Annie Miller was known as a pioneer in the swamp cruise craft, calling alligators to her boat by name as if they were her children. She knew each alligator’s special markings, hideaways and appetite for raw chicken.

Her success at drawing visitors to Terrebonne Parish led officials to declare sections of the marsh and bayous as alligator preserves.



Jerry Thomson

HUNTSVILLE, Ala. (AP) – Rocket engine designer Jerry Thomson, a member of Wernher von Braun’s space team, died Sunday. He was 76.

Thomson first worked for North American Aviation in California, designing motors for ballistic missiles. He later returned to Alabama and began working for the U.S. Army Ballistic Missile Agency, which later spawned NASA.

As part of von Braun’s pioneering rocket team, Thomson tested and designed the H-1, J-2 and F-1 engines for NASA.

In 1968, Thomson was selected to begin designs on a space shuttle engine and, from 1971 to 1986, he served as chief engineer for the space shuttle main engine.



Adella Wotherspoon

NEW YORK (AP) – Adella Wotherspoon, believed to be the last survivor of the deadly 1904 fire and sinking of the excursion ferry General Slocum, has died according to close friend Julia Clevett. She was 100.

Wotherspoon, a retired teacher, died Jan. 26, Clevett said in Wednesday’s New York Times.

Wotherspoon was just 6 months old when the excursion ferry caught fire on the East River as it took a group of German-American church members on an outing on June 15, 1904.

The disaster killed 1,021 of the 1,300 people aboard, according to most sources. Wotherspoon’s parents survived, but she lost other family members.

The General Slocum fire and sinking was the city’s deadliest tragedy until Sept. 11, 2001, and one of the worst maritime disasters in American history.



Warren Zimmermann

WASHINGTON (AP) – Warren Zimmermann, the last U.S. ambassador to Yugoslavia before its breakup and civil war, died Tuesday of pancreatic cancer.

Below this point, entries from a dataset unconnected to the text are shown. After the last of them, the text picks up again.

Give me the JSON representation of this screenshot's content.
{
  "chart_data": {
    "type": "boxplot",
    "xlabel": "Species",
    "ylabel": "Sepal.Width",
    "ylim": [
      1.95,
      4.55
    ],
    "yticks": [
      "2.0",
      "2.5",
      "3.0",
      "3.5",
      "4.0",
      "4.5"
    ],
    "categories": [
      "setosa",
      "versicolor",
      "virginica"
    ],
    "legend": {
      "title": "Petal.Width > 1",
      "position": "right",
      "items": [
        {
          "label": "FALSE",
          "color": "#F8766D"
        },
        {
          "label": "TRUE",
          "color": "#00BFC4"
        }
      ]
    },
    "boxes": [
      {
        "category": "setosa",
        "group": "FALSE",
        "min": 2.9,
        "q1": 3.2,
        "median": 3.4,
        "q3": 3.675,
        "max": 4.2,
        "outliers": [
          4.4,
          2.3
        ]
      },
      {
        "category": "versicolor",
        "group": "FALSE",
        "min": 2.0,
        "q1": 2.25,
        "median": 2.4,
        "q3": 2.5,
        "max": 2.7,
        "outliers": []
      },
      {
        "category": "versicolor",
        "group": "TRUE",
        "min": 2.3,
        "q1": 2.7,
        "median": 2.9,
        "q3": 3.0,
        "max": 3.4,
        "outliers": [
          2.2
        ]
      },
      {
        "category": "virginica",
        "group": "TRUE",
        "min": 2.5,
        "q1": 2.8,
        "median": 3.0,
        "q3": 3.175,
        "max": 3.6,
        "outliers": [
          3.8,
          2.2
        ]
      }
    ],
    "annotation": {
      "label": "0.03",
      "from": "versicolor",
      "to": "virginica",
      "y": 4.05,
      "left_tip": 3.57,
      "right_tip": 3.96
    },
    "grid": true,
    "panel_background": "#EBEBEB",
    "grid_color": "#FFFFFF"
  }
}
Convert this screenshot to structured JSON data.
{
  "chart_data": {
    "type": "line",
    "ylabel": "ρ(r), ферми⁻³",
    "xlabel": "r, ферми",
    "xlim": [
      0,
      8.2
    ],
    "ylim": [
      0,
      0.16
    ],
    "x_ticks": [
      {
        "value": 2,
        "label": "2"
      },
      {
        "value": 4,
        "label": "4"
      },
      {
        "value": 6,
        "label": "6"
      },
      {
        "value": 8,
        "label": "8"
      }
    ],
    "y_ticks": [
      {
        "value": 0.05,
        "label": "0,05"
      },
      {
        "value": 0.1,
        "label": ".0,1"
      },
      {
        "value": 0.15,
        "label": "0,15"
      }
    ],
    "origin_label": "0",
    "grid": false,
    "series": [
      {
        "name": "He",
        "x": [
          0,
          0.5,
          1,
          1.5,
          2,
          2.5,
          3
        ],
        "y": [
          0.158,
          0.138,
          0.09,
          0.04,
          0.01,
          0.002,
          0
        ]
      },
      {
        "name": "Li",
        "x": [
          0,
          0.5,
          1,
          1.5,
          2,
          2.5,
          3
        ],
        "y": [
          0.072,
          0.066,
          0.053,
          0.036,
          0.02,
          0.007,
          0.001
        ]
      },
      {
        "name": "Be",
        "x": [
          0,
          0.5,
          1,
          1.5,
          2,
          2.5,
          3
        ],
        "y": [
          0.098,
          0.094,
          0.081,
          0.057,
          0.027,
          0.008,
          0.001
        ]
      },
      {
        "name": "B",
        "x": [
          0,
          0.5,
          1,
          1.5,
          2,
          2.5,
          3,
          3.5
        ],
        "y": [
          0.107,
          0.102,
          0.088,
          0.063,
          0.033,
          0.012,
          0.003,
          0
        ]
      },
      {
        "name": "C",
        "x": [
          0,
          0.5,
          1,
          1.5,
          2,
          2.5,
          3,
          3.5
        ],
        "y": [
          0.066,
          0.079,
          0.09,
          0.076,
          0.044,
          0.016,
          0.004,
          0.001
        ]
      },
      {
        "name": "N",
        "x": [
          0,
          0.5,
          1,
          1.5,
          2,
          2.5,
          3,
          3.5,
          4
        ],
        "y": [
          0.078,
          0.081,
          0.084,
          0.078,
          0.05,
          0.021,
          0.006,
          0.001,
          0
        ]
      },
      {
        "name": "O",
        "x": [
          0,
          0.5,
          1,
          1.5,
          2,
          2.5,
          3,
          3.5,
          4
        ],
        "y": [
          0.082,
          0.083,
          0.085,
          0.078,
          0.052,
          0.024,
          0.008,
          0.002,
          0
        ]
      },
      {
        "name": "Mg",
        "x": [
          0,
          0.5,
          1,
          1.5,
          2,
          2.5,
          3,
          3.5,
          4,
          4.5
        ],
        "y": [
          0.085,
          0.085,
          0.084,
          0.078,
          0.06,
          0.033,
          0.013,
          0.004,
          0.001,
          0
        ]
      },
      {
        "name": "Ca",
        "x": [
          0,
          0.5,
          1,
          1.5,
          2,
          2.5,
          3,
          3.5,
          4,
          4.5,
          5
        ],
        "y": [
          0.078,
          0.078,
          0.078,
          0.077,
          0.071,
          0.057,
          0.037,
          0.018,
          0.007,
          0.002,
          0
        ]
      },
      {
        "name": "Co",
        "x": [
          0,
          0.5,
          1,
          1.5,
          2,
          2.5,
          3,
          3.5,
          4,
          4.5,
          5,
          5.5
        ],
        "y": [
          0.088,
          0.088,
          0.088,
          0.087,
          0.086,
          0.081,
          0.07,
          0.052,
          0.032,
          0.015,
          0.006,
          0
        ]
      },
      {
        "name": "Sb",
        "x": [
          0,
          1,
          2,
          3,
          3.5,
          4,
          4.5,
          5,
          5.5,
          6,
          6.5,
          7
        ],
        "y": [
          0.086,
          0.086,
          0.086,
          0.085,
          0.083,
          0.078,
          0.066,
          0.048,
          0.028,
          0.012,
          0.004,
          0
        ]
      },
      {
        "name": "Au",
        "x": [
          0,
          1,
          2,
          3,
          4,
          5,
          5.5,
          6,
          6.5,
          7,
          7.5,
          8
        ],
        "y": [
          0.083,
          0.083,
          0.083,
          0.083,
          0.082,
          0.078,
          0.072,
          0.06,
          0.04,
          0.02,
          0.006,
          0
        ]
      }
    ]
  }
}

He was 69.

Zimmermann, a career Foreign Service officer, was named ambassador to Yugoslavia in 1989 where he led efforts to keep the nation together. He resigned from the Foreign Service in 1994 over what he felt was President Clinton’s refusal to intervene forcefully in the Bosnia war.

Zimmermann served in several other overseas posts, including two stints in Moscow during the Cold War, and was ambassador to the Conference on Security and Cooperation in Europe from 1986 to 1989.

After leaving the Foreign Service, Zimmermann taught at the Johns Hopkins School of International Affairs and Columbia University.

His books include “Origins of a Catastrophe,” about his experiences in Yugoslavia.